Einstein contributed a 4th dimension in General Relativity. The Kaluza-Klein theory introduced a 5th dimension. Then its successor string theories added more, all the way up to 10 spatial dimensions and 1 time dimension. Like the first 3 dimensions, the newer dimensions are mathematical constructs: we take all of our formulas about fields and particles that we did in 3 dimensions, update them with however many dimensions we want, crunch the math, and see if it checks out. We don't necessarily know how to interpret the math into a physical description, but some interesting properties of the dimensions emerge when we try:

General Relativity treats time as a dimension. The time dimension does get some special treatment in the math, but otherwise it's like the spatial dimensions in that objects should be able to move in either direction. Why do we only see things move in one direction through time then?

The 7 extra dimensions in string theory are just like the spatial dimensions, but with the awkward property that they're completely undetectable to us. Oskar Klein suggested these extra dimensions might be circular and extremely small, with a radius near the Planck length where we can't see them. This isn't a requirement for string theory though, there could be other reasons we don't see them. Maybe we live in some 3D subspace within the larger 10D space, like a living cartoon on a 2D sheet of paper in a 3D world.
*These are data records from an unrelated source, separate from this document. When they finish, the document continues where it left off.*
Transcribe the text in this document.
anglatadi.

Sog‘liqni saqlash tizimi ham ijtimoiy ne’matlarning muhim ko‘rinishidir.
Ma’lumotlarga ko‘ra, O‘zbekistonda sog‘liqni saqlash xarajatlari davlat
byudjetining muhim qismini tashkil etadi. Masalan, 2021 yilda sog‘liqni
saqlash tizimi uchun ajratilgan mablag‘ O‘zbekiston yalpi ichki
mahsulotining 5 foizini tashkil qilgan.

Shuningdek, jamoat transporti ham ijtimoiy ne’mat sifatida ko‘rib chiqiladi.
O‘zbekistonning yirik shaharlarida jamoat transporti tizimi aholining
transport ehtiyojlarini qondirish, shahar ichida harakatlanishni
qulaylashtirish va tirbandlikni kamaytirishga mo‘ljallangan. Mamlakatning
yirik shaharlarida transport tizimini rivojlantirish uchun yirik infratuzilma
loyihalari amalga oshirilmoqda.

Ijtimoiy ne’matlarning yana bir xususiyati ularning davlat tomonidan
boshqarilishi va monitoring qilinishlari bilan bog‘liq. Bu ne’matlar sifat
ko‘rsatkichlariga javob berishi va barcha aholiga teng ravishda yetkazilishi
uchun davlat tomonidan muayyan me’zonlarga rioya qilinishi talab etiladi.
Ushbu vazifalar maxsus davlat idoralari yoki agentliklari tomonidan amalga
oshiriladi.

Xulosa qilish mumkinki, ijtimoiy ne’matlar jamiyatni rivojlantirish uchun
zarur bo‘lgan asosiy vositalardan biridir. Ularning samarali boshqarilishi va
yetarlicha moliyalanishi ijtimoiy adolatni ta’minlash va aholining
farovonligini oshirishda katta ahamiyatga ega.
Technically a dimension can be anything: it's a parameter in math equations that describe space. There could be a binary dimension where all points of space are either "red" or "blue." There could be two time dimensions with infinite directions time can flow on the plane it forms. Or maybe there's a consciousness dimension with lower and higher realms of experiencing reality. The question with speculative dimensions remains the same: if they exist, then why don't we see them?